Some of the best deals to Paris and elsewhere can be found on European discounters such as Wow Air, Norwegian Air and Icelandair, but always compare prices when shopping because sometimes the big American carriers have the cheapest prices. You never know.  For more, see These Travel Days Get You the Cheapest Flights.

4. Look for package deals.

Some airlines routinely offer flight + hotel package deals for traditional resort destinations like Hawaii and Las Vegas. Find them by seeing which airlines fly to your destination – get the information by visiting an airfare comparison site and making a note of all the airlines that go there. Then, follow these airlines on social media or sign up for their newsletters to learn about package deals and other specials. If you see a package you like, do two things before buying:

  • Check with your favorite customer-feedback site (such as Yelp or any one of about a million others) to see if the hotel meets your standards.
  • Next, see if the airline breaks down the package so you know that the flight is X amount of dollars and the hotel costs Y.

If you can determine the individual costs, do a separate airfare and hotel search to see if you can find a better deal. If you find one, skip the airline package in favor of a do-it-yourself deal. Tip: Hotels are usually better deals when airlines are, such as winter and fall (excluding major holidays).

5. Buy the gift.

Many airlines sell traditional plastic gift cards in varying denominations; you may also be able to get electronic vouchers.

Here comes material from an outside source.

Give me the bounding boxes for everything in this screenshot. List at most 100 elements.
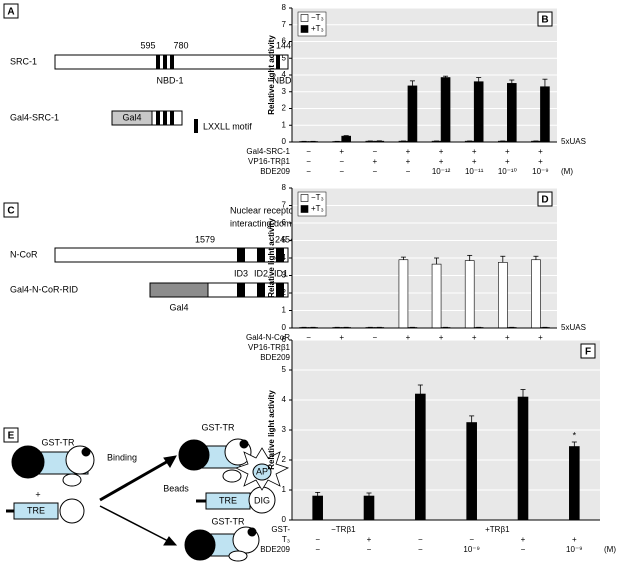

Find these gifts on the airlines’ websites, though we’ve also seen Southwest cards advertised by Amazon and Walmart.

Here’s an even better idea: Slip a note from you inside another gift – maybe  a brand new carry-on bag – with the note proclaiming that the two of you will be taking a trip together and you should get to work on it right away.

When it comes time for you to pay, use an airline-branded credit card (if flying that carrier) or any card that will give your miles or points just for making the purchase. And have a wonderful trip.